За четыре года в больнице произошли большие перемены - врачи и средний медперсонал Полностью сменились. Вся молодежь была мобилизована на фронт. В Дайрэне я и представить себе не могла, что война вдруг так преобразит больницу. Поступив на работу, я узнала, что бывший заведующий первым хирургическим отделением Иноуэ умер и его место занял профессор Хасимото.
Расставшись с Уэда, я заранее готовила себя к худшему. Должна сказать прямо, мое вторичное поступление в клинику было для меня не очень-то приятным. Бывшие младшекурсницы теперь командовали
мной. Я, конечно, знала, что за моей спиной обо мне сплетничают: как же, ее ведь муж бросил! С разрешения хозяина меблированных комнат я притащила к себе дворняжку, которую случайно подобрала на улице. Конечно, держать собаку в такое трудное время была недопустимая роскошь - мы сами ходили полуголодные, - но меня слишком угнетало одиночество, пустота жизни. Теперь ее заполнило хоть какое-то живое существо. Я назвала дворняжку Масу, в память о моем ребенке. Эта жалкая сука, пугливо забивавшаяся в угол, когда я ее ругала, и всегда напускавшая со страха лужу, стала для меня единственной привязанностью. Но часто, внезапно просыпаясь по ночам и слушая шум прибоя, я чувствовала невыносимую, леденящую тоску. Машинально я высовывала руку из-под одеяла и шарила по кровати. И поймав себя на том, что мне хотелось, чтобы рядом оказался Уэда, которого я должна была уже совсем забыть, я испытывала жгучий стыд. В такие минуты я очень хотела найти человека, который избавил бы меня от одиночества.
Мне противно писать что-либо похожее на оправдание, но вначале профессор Хасимото, этот молчаливый старик, не вызывал у меня никакого интереса, он был просто моим начальником - и только. Мне, медсестре, казалось, что эти большие люди - профессора, доценты - не только выше меня по своему положению, но что они и родились от иных людей. И вот меня, простую сестру, своего рода прислугу при этих господах, привязала к профессору, как это ни странно, его жена Гильда.

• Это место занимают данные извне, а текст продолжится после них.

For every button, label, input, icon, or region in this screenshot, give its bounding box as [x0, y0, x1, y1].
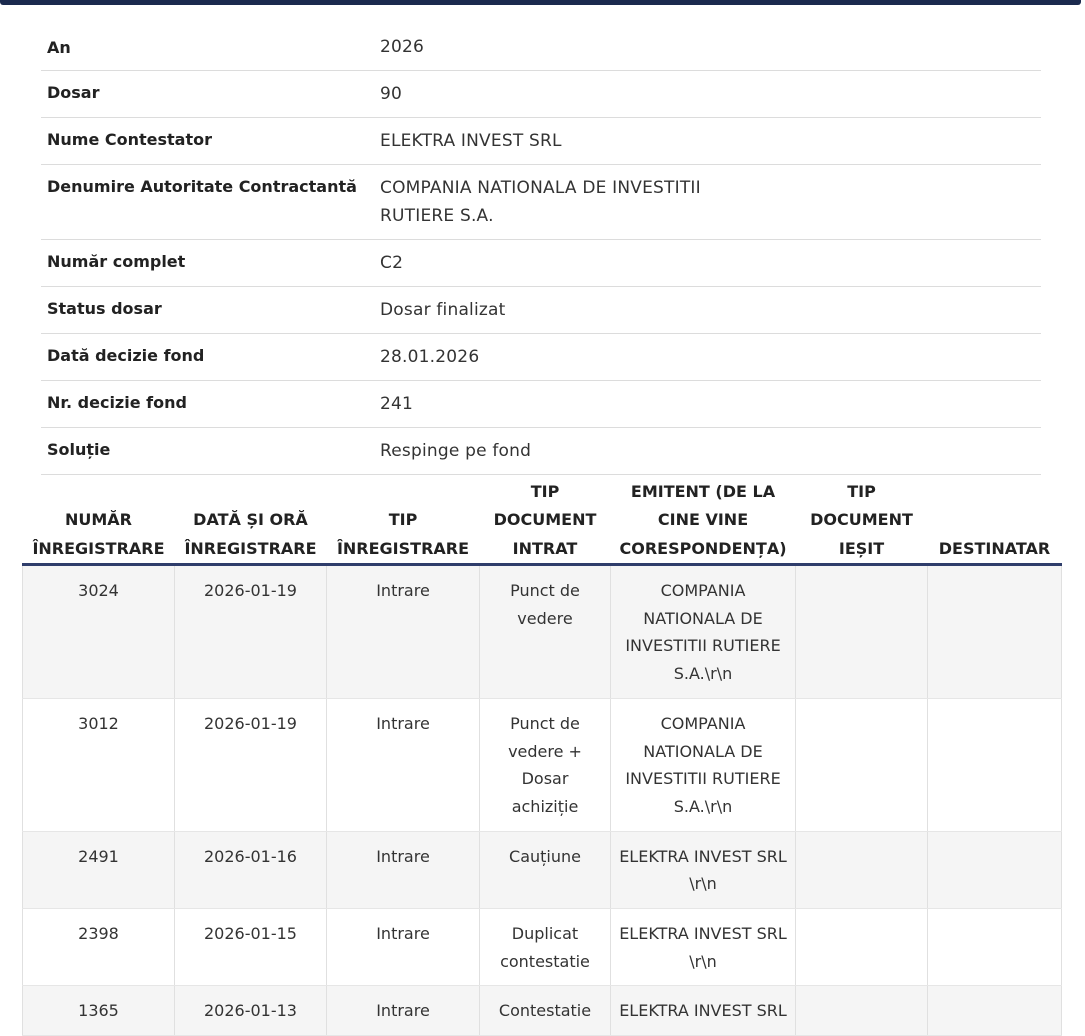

Когда профессор учился в Германии, Гильда тоже работала медсестрой. Помнится, в свое время мне даже рассказывали историю их любви.
Впервые я увидела Гильду недели через две после того, как поступила в больницу. У первого хирургического отделения внезапно появилась хорошо сложенная немка; она толкала велосипед, на котором висела огромная сетка. Сестры, сидевшие в дежурной комнате, сразу поднялись и засуетились. Я оглянулась и увидела коротко подстриженную иностранку в брю-
ках. Она походила скорее на юношу, чем на женщину.
- Кто это? - озадаченная, спросила я молоденькую сестру Коно.